Affaire Norbert Zongo: Si François Compaoré est extradé, il sera tué en cellule selon ses avocats

« La vie de François Compaoré est entre vos mains. C’est une question de vie ou de mort. ». C’est par ces mots dramatiques que l’avocat de François Compaoré maître François-Henri Briard avait plaidé, lundi 12 juillet, son opposition à l’extradition de son client vers le Burkina Faso.

Son confrère maître Maître Pierre-Olivier Sur ajoutant même : « Si François Compaoré est extradé, il sera tué en cellule. »

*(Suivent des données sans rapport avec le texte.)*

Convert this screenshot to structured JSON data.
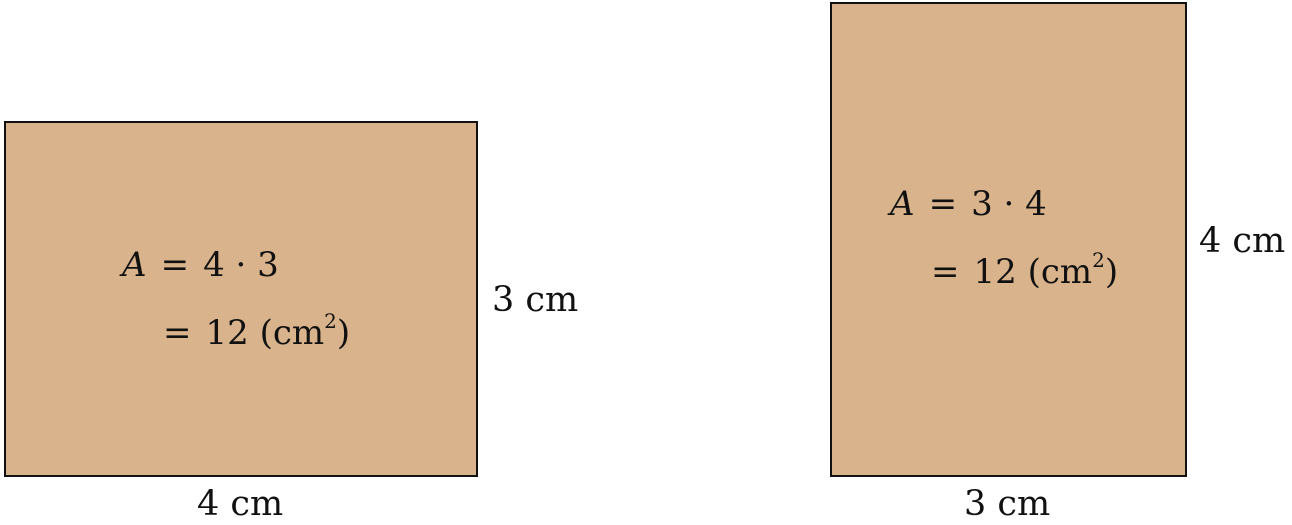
{
  "colors": {
    "fill": "#d9b38c",
    "stroke": "#111111"
  },
  "left_rectangle": {
    "formula": {
      "variable": "A",
      "equals": "=",
      "product": "4 · 3",
      "result_equals": "=",
      "result_value": "12",
      "unit_open": "(cm",
      "unit_exponent": "2",
      "unit_close": ")"
    },
    "width_label": "4 cm",
    "height_label": "3 cm"
  },
  "right_rectangle": {
    "formula": {
      "variable": "A",
      "equals": "=",
      "product": "3 · 4",
      "result_equals": "=",
      "result_value": "12",
      "unit_open": "(cm",
      "unit_exponent": "2",
      "unit_close": ")"
    },
    "width_label": "3 cm",
    "height_label": "4 cm"
  }
}
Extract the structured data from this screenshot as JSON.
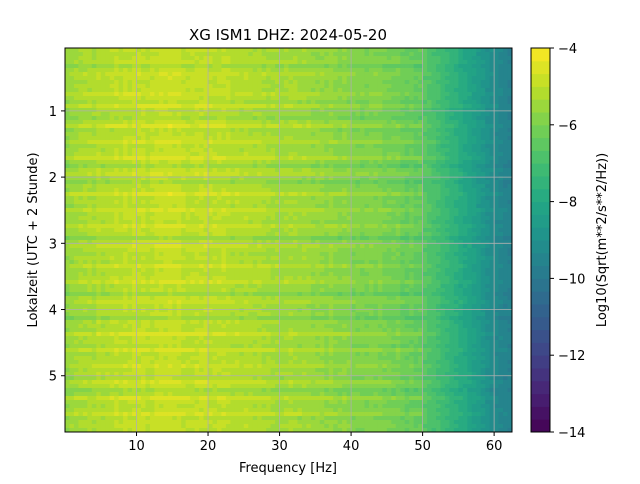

Notons que le Lundi 12 juillet, à Paris, devant le Conseil d’État qui examinait le décret permettant l’extradition de leur client, les avocats du frère de l’ancien président burkinabè ont affirmé que si la France l’extradait, il ne bénéficierait pas d’un procès équitable et que sa sécurité serait en danger.

La reaction du Burkina ne s’est pas fait attendre. La ministre de la Justice burkinabè n’a pas apprécié ces accusations et vient de répondre par la bouche de son directeur de cabinet Issa Saferiba Fayama.

Le Burkina est un pays qui appartient à l’ensemble des conventions internationales qui garantissent un procès équitable s’insurge-t-il. Durant toute la procédure de la demande, le Burkina a suffisamment fait la preuve que monsieur François Compaoré bénéficiera d’un procès équitable une fois qu’il sera extradé au Burkina. Si sa détention venait à être ordonnée par le juge, les conditions de détention en tout cas ne sont pas aussi exécrables que ces avocats tentent de le faire comprendre.

En termes de garanties offertes au Conseil d’État, nous avons dit clairement que des structures publiques, par exemple l’ambassade de France au Burkina a accès régulièrement aux centres de détention qui sont, j’allais dire, à l’image du niveau de vie des Burkinabè. Le Burkina, en tout cas, n’est pas en mesure d’offrir des centres de détention au même titre que la France.